Can a woke culture regulate sex?

The current regulatory mood is contested and unstable.

By Ross Douthat

The New York Times
July 26, 2021 at 10:45PM
In this Jan. 20, 2018 file photo, a marcher carries a sign with the popular Twitter hashtag #MeToo used by people speaking out against sexual harassment as she takes part in a Women’s March in Seattle. According to a study published Monday, Sept. 16, 2019, the first sexual experience for many U.S. women was forced or coerced intercourse in their early teens, encounters that for some may have had lasting health repercussions. (Ted S. Warren, Associated Press/The Minnesota Star Tribune)

There is a harrowing story in the New Yorker that everyone should grit their teeth and read. Written by Rachel Aviv, it tells the story of how a respected German psychologist named Helmut Kentler decided to foster neglected children with pedophiles, how he ran this experiment with government support for decades after the 1960s, and how it created exactly the kind of hells you would expect.

It seems almost impossible that this really happened. But the past is another country, and Aviv explains with bracing clarity how the context of the 1960s and 1970s made the experiment entirely plausible. The psychological theory of the Sexual Revolution, in which strict sexual rules imposed neurosis while liberation offered wholeness, was embraced with particular fervor in Germany because the old order was associated not just with prudery but with fascism and Auschwitz.

If traditional sexual taboos had molded the men who built the gas chambers, then no taboos could be permitted to endure. If the old human nature had ended in fascism, then the answer was a new human nature — embodied, in Aviv's account, by "experimental day-care centers, where children were encouraged to be naked and to explore one another's bodies," or appeals from Germany's Green Party to end the "oppression of children's sexuality," or Kentler's bold idea that sex with one's foster children could be a form of love and care.

All this was part of a wider Western mood, distilled in the slogan of May 1968: It is forbidden to forbid. In those years, famous French intellectuals petitioned to decriminalize pedophilia, while America had its own squalid forms of predation, whether in rock-groupie culture or Roman Polanski's Hollywood. But Aviv's story suggests that the Germans, never a culture for half-measures, took these ideas toward a particular extreme.

That today the readers of an impeccably progressive magazine recoil in horror from that extreme is, among other things, proof that revolutions don't move in one direction: You can climb back up a slippery slope; you can break a taboo and partially rebuild it.

But in its retreat from the Polanski era, its concession that sometimes it's OK to forbid, cultural progressivism entered into a long internal struggle over what its goal ought to be: to maximize permissiveness with some minimalist taboos (no rape, no sex with children) or to devise a broader set of sexual regulations that would reflect egalitarian and feminist values rather than religious ones.

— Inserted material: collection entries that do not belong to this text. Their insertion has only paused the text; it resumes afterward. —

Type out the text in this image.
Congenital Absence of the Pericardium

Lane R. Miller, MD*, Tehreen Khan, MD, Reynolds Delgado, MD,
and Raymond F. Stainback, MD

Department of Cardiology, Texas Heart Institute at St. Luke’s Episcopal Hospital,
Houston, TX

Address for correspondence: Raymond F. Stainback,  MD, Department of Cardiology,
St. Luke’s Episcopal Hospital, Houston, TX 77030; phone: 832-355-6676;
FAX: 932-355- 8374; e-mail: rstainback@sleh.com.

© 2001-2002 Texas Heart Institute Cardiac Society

This tension is visible all over recent history. The mood in which liberals defended Bill Clinton's philandering was an example of the more permissive option. The mood of the #MeToo era, which condemned cads as well as rapists, is an example of the more regulatory approach.

The temporary alliance between anti-porn feminists and social conservatives in the 1980s was regulatory, while the rise of "sex-positive" feminism was permissive. The way that same-sex marriage was championed as a conservative and bourgeois reform was more regulatory; the shift toward emphasizing the fluidity and individuality of sexual identity was more permissive.

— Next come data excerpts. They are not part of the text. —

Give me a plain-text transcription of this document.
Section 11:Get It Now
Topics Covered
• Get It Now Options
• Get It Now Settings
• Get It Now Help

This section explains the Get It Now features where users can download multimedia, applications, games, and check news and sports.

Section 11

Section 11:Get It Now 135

But if the tensions are long-standing, how they're worked out is becoming more important as social conservatism ebbs and progressivism's cultural dominance expands. Progressives are not quite in the cultural position that Christian churches once occupied in this country, but they are close enough that the question "how should the left regulate sex?" increasingly implicates our whole society.

In general the recent trend has been toward more regulation: the sexual assault tribunals on college campuses, the changing rules of workplace harassment, the new politesse surrounding pronouns and sexual identity. Part of this reflects a pattern often observed by conservatives in which certain forms of sexual liberation seem to require more micromanagement than the old "thou shalt nots" — like the rigor required to distinguish supposedly empowering "sex work" from the exploitative variety, or purportedly egalitarian pornography from the misogynist or pedophilic sort.

But this regulatory mood is contested and unstable. Last month there was an internal progressive debate about whether, now that Pride parades are essentially part of a new civic religion, their kinky side should be sanitized for kids or whether encountering BDSM (bondage, dominance, sadism and masochism) is a healthy part of a queer-affirming childhood. In New York's mayoral race, the allegations of sexual misconduct against Scott Stringer helped derail his campaign but also exposed progressive discomfort with the stricter forms of #MeToo orthodoxy.

I don't know how long the current period of progressive cultural power can last. But so long as it does, these debates will continue because the regulation of sex is an inescapable obligation of power.

So progressives will continue to teeter between two anxieties: on the one hand, the fear of turning into the very Puritans and Comstocks they brag of having toppled; on the other, the fear of Kentler's legacy, and liberation as a path into the abyss.